Scheduled for presentation during the Regular Session "S09c-Optimization for Multimodal and On-Demand Urban Mobility Systems" (WE-LA-T9), Wednesday, November 19, 2025, 16:40−17:00, Coolangata 3

2025 IEEE 28th International Conference on Intelligent Transportation Systems (ITSC), November 18-21, 2025, Gold Coast, Australia

This information is tentative and subject to change. Compiled on October 19, 2025

Keywords Multimodal Transportation Networks for Efficient Urban Mobility, Data Analytics and Real-time Decision Making for Autonomous Traffic Management

Abstract

This work studies a novel collaborative multimodal delivery system for urban food logistics, combining the complementary strengths of human couriers and unmanned aerial vehicles (UAVs). The system features a two-stage delivery process: human couriers execute the initial collection and transportation of orders to strategically located launchpads, while drones subsequently complete the final delivery segments to kiosks. To unleash the potentials of this promising hybrid system, we develop a Multi-Stage Multi-Agent Reinforcement Learning (MS-MARL) framework that synergistically combines decentralized decision-making through a Multi-Agent Markov Decision Process (MAMDP) with centralized coordination via dynamic bipartite matching.
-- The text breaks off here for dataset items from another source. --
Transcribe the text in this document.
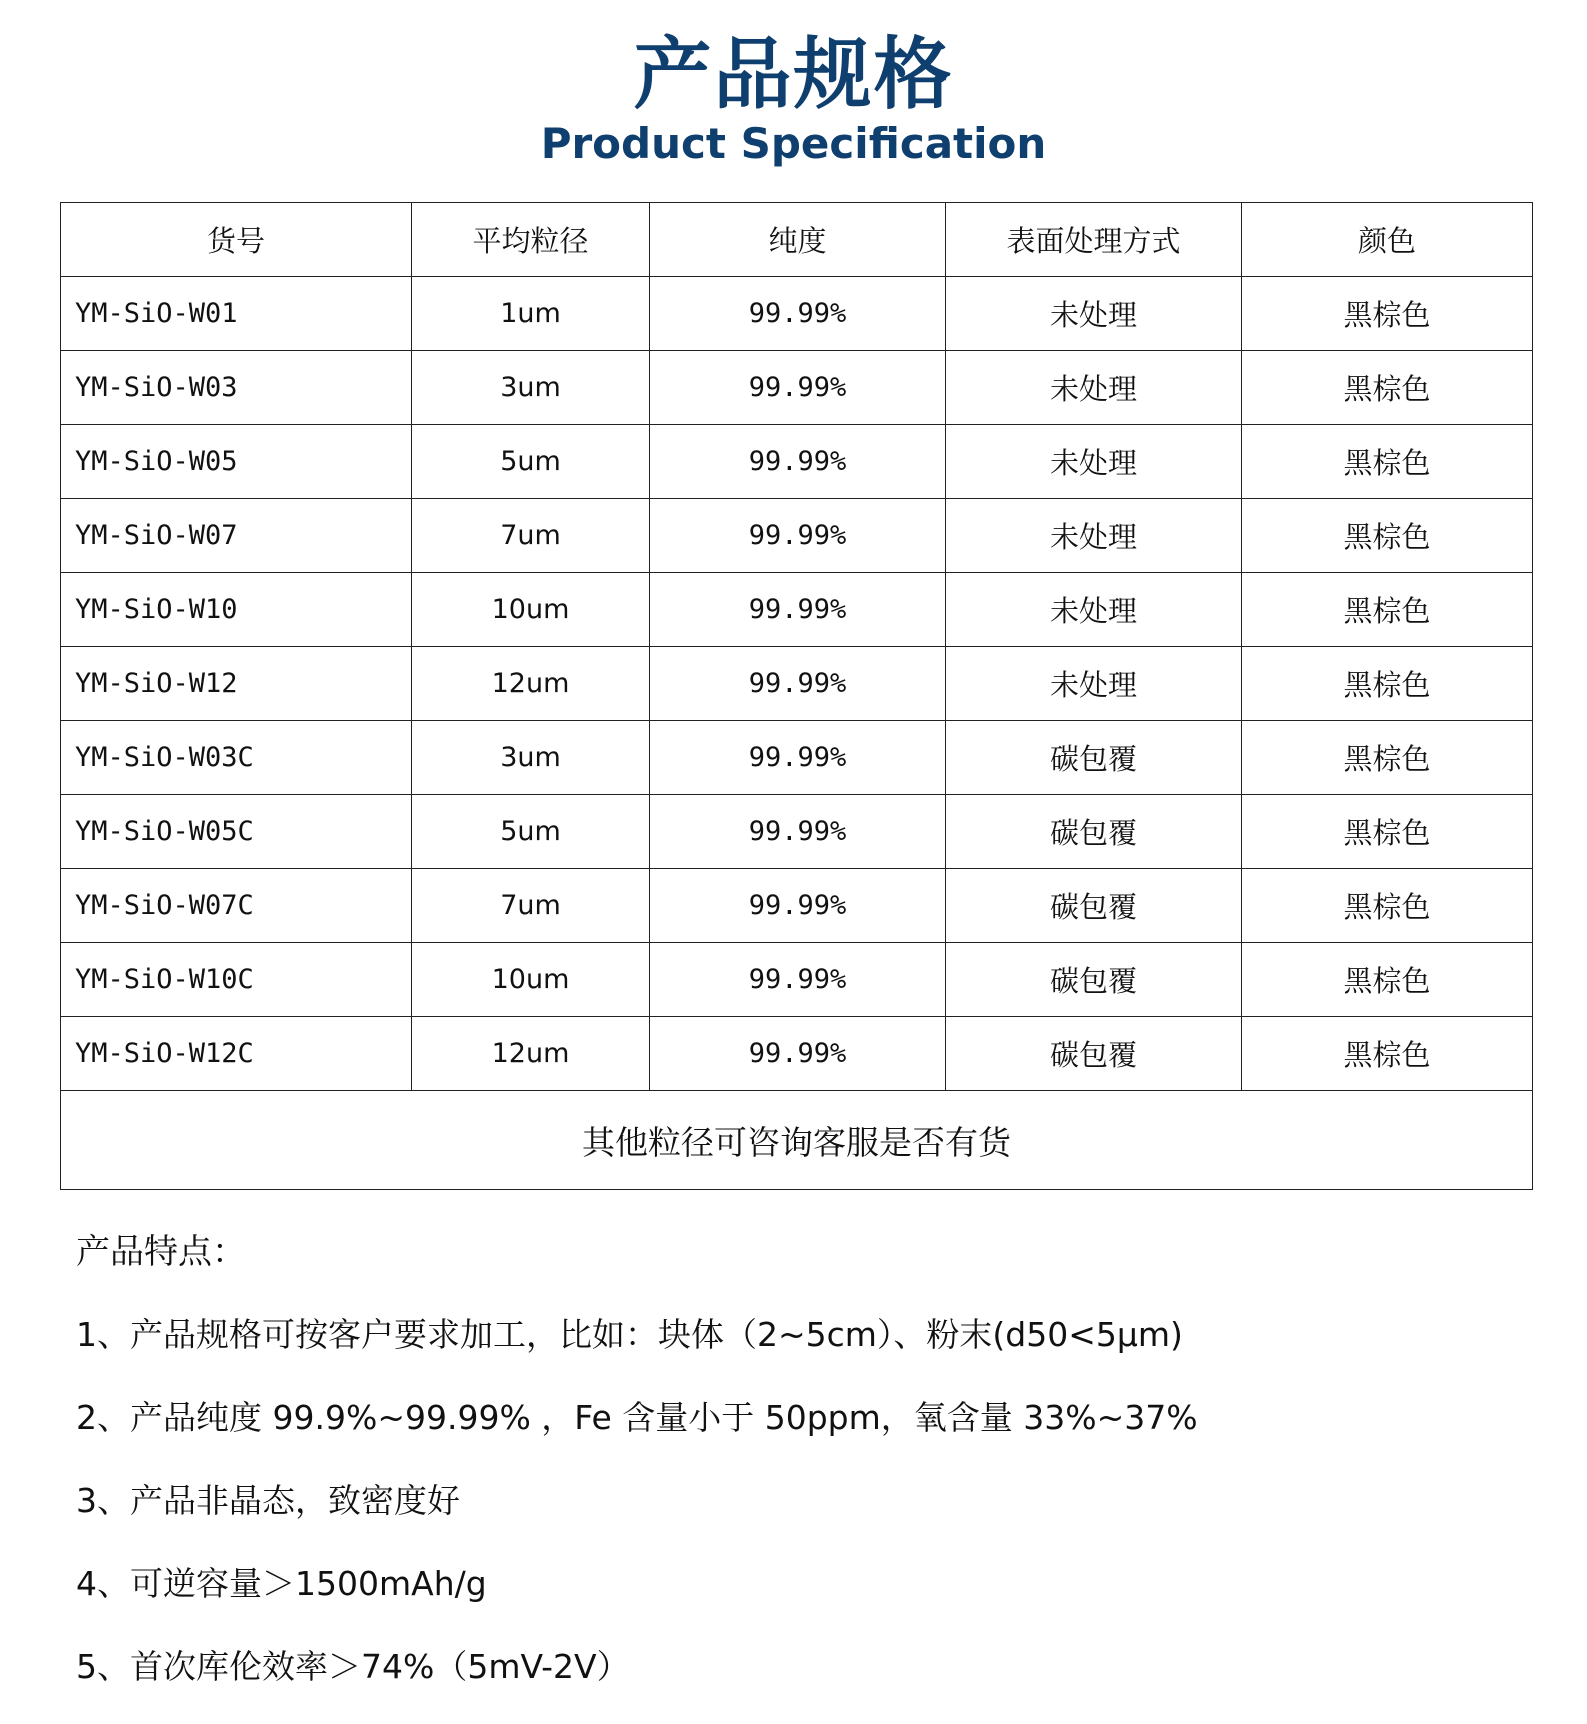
产品规格
Product Specification
货号	平均粒径	纯度	表面处理方式	颜色
YM-SiO-W01	1um	99.99%	未处理	黑棕色
YM-SiO-W03	3um	99.99%	未处理	黑棕色
YM-SiO-W05	5um	99.99%	未处理	黑棕色
YM-SiO-W07	7um	99.99%	未处理	黑棕色
YM-SiO-W10	10um	99.99%	未处理	黑棕色
YM-SiO-W12	12um	99.99%	未处理	黑棕色
YM-SiO-W03C	3um	99.99%	碳包覆	黑棕色
YM-SiO-W05C	5um	99.99%	碳包覆	黑棕色
YM-SiO-W07C	7um	99.99%	碳包覆	黑棕色
YM-SiO-W10C	10um	99.99%	碳包覆	黑棕色
YM-SiO-W12C	12um	99.99%	碳包覆	黑棕色
其他粒径可咨询客服是否有货				
产品特点：
1、产品规格可按客户要求加工，比如：块体（2~5cm）、粉末(d50<5μm)
2、产品纯度 99.9%~99.99% ，Fe 含量小于 50ppm，氧含量 33%~37%
3、产品非晶态，致密度好
4、可逆容量＞1500mAh/g
5、首次库伦效率＞74%（5mV-2V）
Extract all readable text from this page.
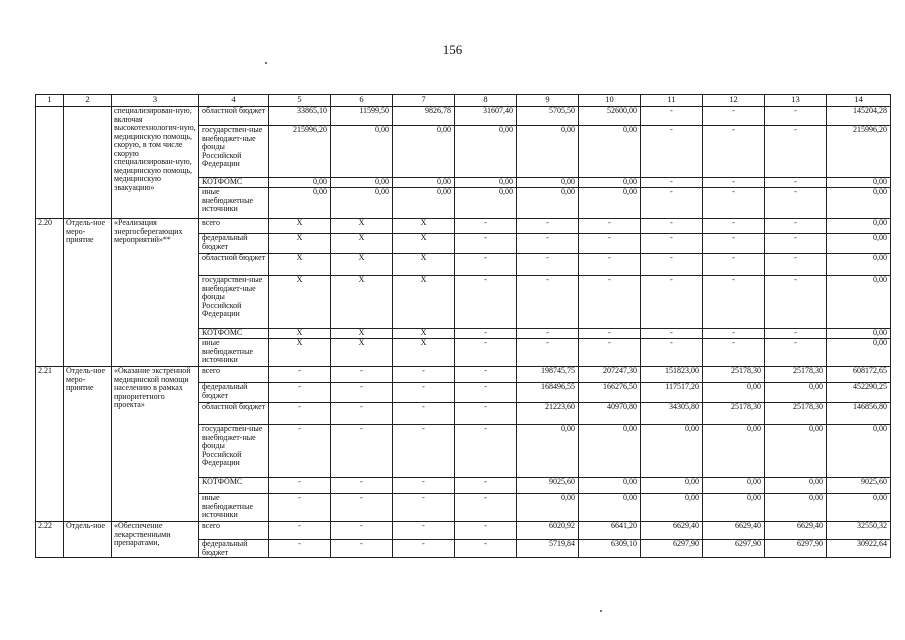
156
1	2	3	4	5	6	7	8	9	10	11	12	13	14
		специализирован-ную, включая высокотехнологич-ную, медицинскую помощь, скорую, в том числе скорую специализирован-ную, медицинскую помощь, медицинскую эвакуацию»	областной бюджет	33865,10	11599,50	9826,78	31607,40	5705,50	52600,00	-	-	-	145204,28
			государствен-ные внебюджет-ные фонды Российской Федерации	215996,20	0,00	0,00	0,00	0,00	0,00	-	-	-	215996,20
			КОТФОМС	0,00	0,00	0,00	0,00	0,00	0,00	-	-	-	0,00
			иные внебюджетные источники	0,00	0,00	0,00	0,00	0,00	0,00	-	-	-	0,00
2.20	Отдель-ное меро-приятие	«Реализация энергосберегающих мероприятий»**	всего	X	X	X	-	-	-	-	-	-	0,00
			федеральный бюджет	X	X	X	-	-	-	-	-	-	0,00
			областной бюджет	X	X	X	-	-	-	-	-	-	0,00
			государствен-ные внебюджет-ные фонды Российской Федерации	X	X	X	-	-	-	-	-	-	0,00
			КОТФОМС	X	X	X	-	-	-	-	-	-	0,00
			иные внебюджетные источники	X	X	X	-	-	-	-	-	-	0,00
2.21	Отдель-ное меро-приятие	«Оказание экстренной медицинской помощи населению в рамках приоритетного проекта»	всего	-	-	-	-	198745,75	207247,30	151823,00	25178,30	25178,30	608172,65
			федеральный бюджет	-	-	-	-	168496,55	166276,50	117517,20	0,00	0,00	452290,25
			областной бюджет	-	-	-	-	21223,60	40970,80	34305,80	25178,30	25178,30	146856,80
			государствен-ные внебюджет-ные фонды Российской Федерации	-	-	-	-	0,00	0,00	0,00	0,00	0,00	0,00
			КОТФОМС	-	-	-	-	9025,60	0,00	0,00	0,00	0,00	9025,60
			иные внебюджетные источники	-	-	-	-	0,00	0,00	0,00	0,00	0,00	0,00
2.22	Отдель-ное	«Обеспечение лекарственными препаратами,	всего	-	-	-	-	6020,92	6641,20	6629,40	6629,40	6629,40	32550,32
			федеральный бюджет	-	-	-	-	5719,84	6309,10	6297,90	6297,90	6297,90	30922,64
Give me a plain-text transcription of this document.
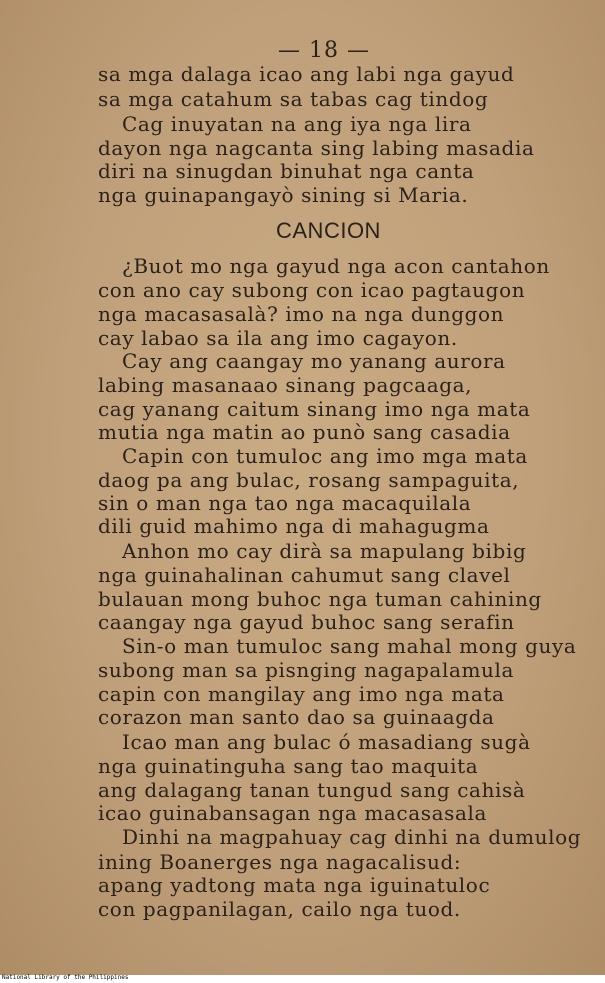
— 18 —
sa mga dalaga icao ang labi nga gayud
sa mga catahum sa tabas cag tindog
Cag inuyatan na ang iya nga lira
dayon nga nagcanta sing labing masadia
diri na sinugdan binuhat nga canta
nga guinapangayò sining si Maria.
CANCION
¿Buot mo nga gayud nga acon cantahon
con ano cay subong con icao pagtaugon
nga macasasalà? imo na nga dunggon
cay labao sa ila ang imo cagayon.
Cay ang caangay mo yanang aurora
labing masanaao sinang pagcaaga,
cag yanang caitum sinang imo nga mata
mutia nga matin ao punò sang casadia
Capin con tumuloc ang imo mga mata
daog pa ang bulac, rosang sampaguita,
sin o man nga tao nga macaquilala
dili guid mahimo nga di mahagugma
Anhon mo cay dirà sa mapulang bibig
nga guinahalinan cahumut sang clavel
bulauan mong buhoc nga tuman cahining
caangay nga gayud buhoc sang serafin
Sin-o man tumuloc sang mahal mong guya
subong man sa pisnging nagapalamula
capin con mangilay ang imo nga mata
corazon man santo dao sa guinaagda
Icao man ang bulac ó masadiang sugà
nga guinatinguha sang tao maquita
ang dalagang tanan tungud sang cahisà
icao guinabansagan nga macasasala
Dinhi na magpahuay cag dinhi na dumulog
ining Boanerges nga nagacalisud:
apang yadtong mata nga iguinatuloc
con pagpanilagan, cailo nga tuod.
National Library of the Philippines
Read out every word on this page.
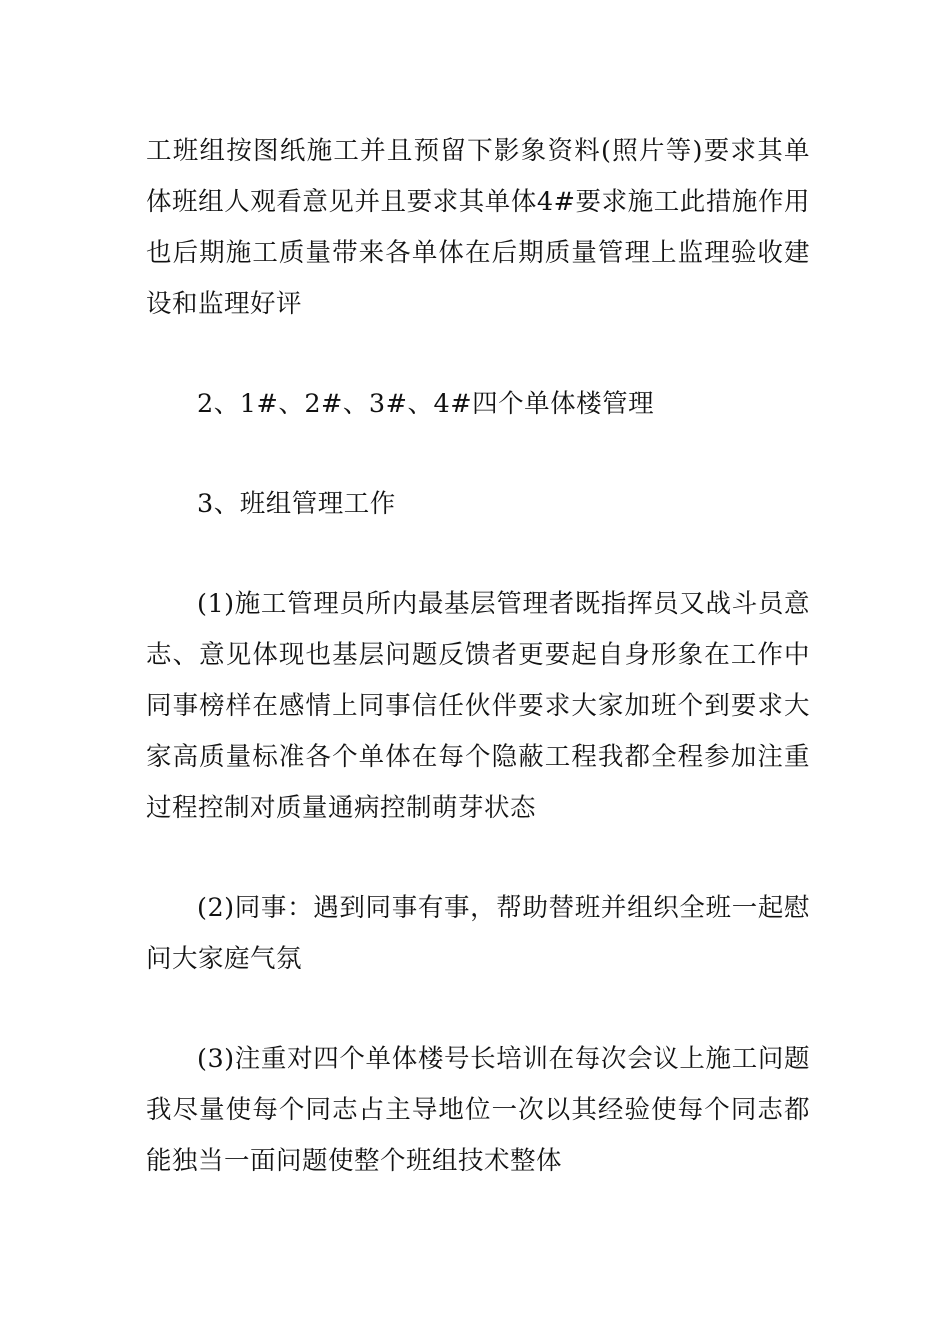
工班组按图纸施工并且预留下影象资料(照片等)要求其单体班组人观看意见并且要求其单体4#要求施工此措施作用也后期施工质量带来各单体在后期质量管理上监理验收建设和监理好评

2、1#、2#、3#、4#四个单体楼管理

3、班组管理工作

(1)施工管理员所内最基层管理者既指挥员又战斗员意志、意见体现也基层问题反馈者更要起自身形象在工作中同事榜样在感情上同事信任伙伴要求大家加班个到要求大家高质量标准各个单体在每个隐蔽工程我都全程参加注重过程控制对质量通病控制萌芽状态

(2)同事：遇到同事有事，帮助替班并组织全班一起慰问大家庭气氛

(3)注重对四个单体楼号长培训在每次会议上施工问题我尽量使每个同志占主导地位一次以其经验使每个同志都能独当一面问题使整个班组技术整体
Courier and drone agents learn anticipatory drop-off and relocation policies in the MAMDP, while the matching mechanism periodically optimizes agent-task assignments using the learned value functions from MAMDP. To enable effective multi-agent coordination learning, we develop a progressive multi-stage curriculum training strategy consisting of two key phases: an initial pretraining stage where agents learn independently under simplified collaborative assumptions, followed by a joint fine-tuning phase that optimizes the complete system through realistic interaction dynamics. Comprehensive experiment results based on Hong Kong food delivery data validate the effectiveness of our MS-MARL framework.